The Cults Cult
You shouldn’t be afraid. I’ve only managed to join a cult overnight, no biggie. You can consider me one of Cults‘ newest groupies. I saw them play at Brillo Box last night, and they were fantastic. I heard their breakout single “Go Outside” via Pitchfork about six months ago and had a lukewarm reaction. It was ok, but I didn’t think it was deserving of the attention and buzz it generated. Once I heard their album, I was officially hooked. You can read a great review of it over here, at one of my fave music blogs. Shit’s on point. Read my review of the show first, of course!

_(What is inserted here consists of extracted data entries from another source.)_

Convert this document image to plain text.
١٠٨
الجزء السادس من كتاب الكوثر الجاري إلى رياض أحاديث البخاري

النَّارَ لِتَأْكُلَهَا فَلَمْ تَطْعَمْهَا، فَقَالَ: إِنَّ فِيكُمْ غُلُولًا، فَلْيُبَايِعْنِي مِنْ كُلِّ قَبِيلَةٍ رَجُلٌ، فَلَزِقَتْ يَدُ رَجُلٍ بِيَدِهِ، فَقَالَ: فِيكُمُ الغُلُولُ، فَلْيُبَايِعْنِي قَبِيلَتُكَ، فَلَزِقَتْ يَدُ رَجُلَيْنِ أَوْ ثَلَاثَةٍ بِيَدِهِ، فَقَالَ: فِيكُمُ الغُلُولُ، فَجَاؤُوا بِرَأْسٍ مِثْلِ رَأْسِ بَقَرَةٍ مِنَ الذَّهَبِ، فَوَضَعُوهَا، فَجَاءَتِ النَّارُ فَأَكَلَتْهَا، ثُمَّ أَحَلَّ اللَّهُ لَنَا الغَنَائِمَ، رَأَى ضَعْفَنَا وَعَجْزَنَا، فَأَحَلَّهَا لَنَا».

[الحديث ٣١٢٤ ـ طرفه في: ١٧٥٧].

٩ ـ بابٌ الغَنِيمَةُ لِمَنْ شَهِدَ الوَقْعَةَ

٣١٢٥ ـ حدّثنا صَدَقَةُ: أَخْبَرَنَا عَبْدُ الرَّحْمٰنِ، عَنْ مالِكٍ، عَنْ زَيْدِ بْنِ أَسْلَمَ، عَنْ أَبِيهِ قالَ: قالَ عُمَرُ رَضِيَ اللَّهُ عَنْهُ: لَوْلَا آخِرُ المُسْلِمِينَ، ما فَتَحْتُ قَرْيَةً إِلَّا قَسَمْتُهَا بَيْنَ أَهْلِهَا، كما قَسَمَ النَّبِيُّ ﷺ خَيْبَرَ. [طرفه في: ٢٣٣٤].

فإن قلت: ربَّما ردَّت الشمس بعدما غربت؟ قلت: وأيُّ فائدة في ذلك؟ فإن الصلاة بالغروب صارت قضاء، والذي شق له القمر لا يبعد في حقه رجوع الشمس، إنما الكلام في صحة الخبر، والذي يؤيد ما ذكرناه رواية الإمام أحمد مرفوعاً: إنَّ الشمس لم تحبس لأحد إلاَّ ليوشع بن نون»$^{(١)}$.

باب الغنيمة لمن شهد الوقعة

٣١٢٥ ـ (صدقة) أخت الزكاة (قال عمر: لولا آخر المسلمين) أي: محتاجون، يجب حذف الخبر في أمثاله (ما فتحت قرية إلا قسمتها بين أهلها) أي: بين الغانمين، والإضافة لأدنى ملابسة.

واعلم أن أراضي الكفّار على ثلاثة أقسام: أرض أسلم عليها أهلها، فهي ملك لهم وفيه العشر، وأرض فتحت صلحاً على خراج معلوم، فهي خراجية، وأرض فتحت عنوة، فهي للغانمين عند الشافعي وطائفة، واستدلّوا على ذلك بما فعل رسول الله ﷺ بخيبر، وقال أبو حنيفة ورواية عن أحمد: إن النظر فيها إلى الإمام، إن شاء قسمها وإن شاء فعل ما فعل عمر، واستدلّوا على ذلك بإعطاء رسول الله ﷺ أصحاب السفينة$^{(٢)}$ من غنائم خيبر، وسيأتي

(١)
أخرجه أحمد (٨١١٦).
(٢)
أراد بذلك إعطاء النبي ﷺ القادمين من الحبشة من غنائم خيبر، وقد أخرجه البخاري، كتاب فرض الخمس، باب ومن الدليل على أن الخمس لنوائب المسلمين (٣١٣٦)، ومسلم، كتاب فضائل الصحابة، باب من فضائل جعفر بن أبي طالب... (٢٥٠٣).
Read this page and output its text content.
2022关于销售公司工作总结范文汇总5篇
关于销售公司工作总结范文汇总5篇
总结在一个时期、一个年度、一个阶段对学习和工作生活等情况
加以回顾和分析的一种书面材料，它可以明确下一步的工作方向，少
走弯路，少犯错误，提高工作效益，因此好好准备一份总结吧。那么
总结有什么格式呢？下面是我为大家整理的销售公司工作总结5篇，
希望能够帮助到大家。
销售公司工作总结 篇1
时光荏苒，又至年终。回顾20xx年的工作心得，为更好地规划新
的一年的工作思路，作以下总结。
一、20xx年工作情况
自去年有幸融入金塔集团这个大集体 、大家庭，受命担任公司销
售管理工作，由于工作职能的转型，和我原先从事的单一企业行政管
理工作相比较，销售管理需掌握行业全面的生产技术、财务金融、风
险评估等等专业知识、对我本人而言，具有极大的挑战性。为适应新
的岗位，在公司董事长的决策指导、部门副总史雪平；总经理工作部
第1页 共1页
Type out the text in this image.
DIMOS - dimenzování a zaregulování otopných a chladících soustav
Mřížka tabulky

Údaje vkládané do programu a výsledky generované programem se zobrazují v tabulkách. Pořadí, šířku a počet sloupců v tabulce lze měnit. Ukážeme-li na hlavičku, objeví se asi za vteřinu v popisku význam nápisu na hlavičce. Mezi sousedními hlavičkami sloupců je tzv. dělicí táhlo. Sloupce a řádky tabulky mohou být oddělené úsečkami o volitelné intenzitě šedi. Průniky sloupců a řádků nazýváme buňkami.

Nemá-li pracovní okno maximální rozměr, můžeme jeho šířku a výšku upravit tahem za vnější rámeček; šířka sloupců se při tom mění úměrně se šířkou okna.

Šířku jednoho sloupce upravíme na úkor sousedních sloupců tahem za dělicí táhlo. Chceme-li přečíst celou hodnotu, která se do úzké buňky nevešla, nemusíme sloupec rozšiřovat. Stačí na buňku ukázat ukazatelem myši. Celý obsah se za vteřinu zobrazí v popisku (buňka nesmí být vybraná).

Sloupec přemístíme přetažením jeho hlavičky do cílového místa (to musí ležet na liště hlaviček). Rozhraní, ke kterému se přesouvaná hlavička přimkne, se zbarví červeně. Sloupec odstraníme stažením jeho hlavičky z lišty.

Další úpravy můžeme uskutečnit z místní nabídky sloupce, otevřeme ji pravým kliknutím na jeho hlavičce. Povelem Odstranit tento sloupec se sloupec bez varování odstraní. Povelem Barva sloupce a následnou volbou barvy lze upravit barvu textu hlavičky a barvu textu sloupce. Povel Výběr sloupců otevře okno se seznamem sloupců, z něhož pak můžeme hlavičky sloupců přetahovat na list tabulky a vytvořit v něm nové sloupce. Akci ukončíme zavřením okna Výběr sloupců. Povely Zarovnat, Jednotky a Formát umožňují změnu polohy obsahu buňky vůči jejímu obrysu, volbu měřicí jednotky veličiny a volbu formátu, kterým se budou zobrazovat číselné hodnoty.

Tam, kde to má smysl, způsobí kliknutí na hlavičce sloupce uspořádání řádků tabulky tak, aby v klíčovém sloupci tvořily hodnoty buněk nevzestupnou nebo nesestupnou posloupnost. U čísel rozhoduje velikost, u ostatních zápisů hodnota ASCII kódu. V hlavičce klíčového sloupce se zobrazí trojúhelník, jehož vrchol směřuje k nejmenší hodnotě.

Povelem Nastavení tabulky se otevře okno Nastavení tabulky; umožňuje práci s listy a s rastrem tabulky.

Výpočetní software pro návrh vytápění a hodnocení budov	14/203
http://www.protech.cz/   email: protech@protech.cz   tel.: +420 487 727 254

There was an extremely long wait between the second band and when Cults took the stage. I remember experiencing the same wait at my fave Brillo show to-date, last summer’s Sleigh Bells appearance. In both cases, it was totally worth it. I have in my notes, “These bitches better dance because they seem like a bunch of tight asses” ha. The room of stinky, cramped, cranky hipsters quickly turned into a sea of smiles as soon as the first note was played. They started out with my fave song on the album, Abducted, which got Pitchfork‘s prestigious nom of “Best New Music”. I couldn’t agree more. This band has definitely gained a spot on my ‘fave new bands I discovered in 2011’ list. I think they enjoyed the atmosphere of the show, and mentioned “This is rather intimate, I wish I knew everybody’s names”. By song five my second favorite song on the album, “You Know What I Mean” was performed. The lead singer, Madeline Follin, has some pipes! This is one of the rare instances in which the vocals sound identical, if not better performed live than they do on the recording. Madeline’s stage presence exuded an assured cuteness, as if she knows she’s adorable and has talent to boot.
Someone mentioned her vocals assume a similar pitch to that of Madonna’s, and while there’s some truth to that, what resounds more in my head is how antiquated their sound is. They’re one of many recent indie darlings who take the classic traits of a genre and put their own spin on it. Few, however do so as flawlessly and as brilliantly executed as this band. The Walkmen’s latest release, Lisbon, comes to mind as another band who takes elements from a timeless genre and put a modern spin on it. We aren’t talking Mambo # 5 here, folks. We’re talking innovative, masterfully constructed songs and albums that recreate certain styles better than the original. The CD review I posted earlier in this post articulated my point to a T:
“Obviously, Cults owes a strong bit of deference to The Supremes, to Phil Spector, to Lesley Gore, to the early sixties and surf rock. But this is not a period piece album…where like minded duo She & Him can often sound overly cutesy, as if this whole retro thing is just a lark, Cults makes it sound sincere.”
The between-song banter was as equally charming as the music. My favorite moment occurred before the song “Rave On” in which a band member remarked, “So I heard Pittsburgh is into raves.” Hells yeah, puttin that shiz on tha map! I also appreciated their lack of regard for formality. They skipped the pre-encore ritual of leaving the stage only to return one sip of beer and forehead wipe later, claiming, “No fake weirdness, this is going to be our encore song. There’s something fake about patting ourselves on the back” – cos I’m sure that’s what bands do when they go back stage for 2.5 seconds before the encore…pat themselves on the back. Maybe on the naughty bits? Who knows.
I’m really looking forward to seeing their career develop and hearing their music evolve. In some aspects they remind me of Beach House, but are a bit more polished at this stage in their career. Hello, summer 2011 soundtrack… my 2010 summer soundtrack (which was inevitably Beach House) was far too depressing anyway.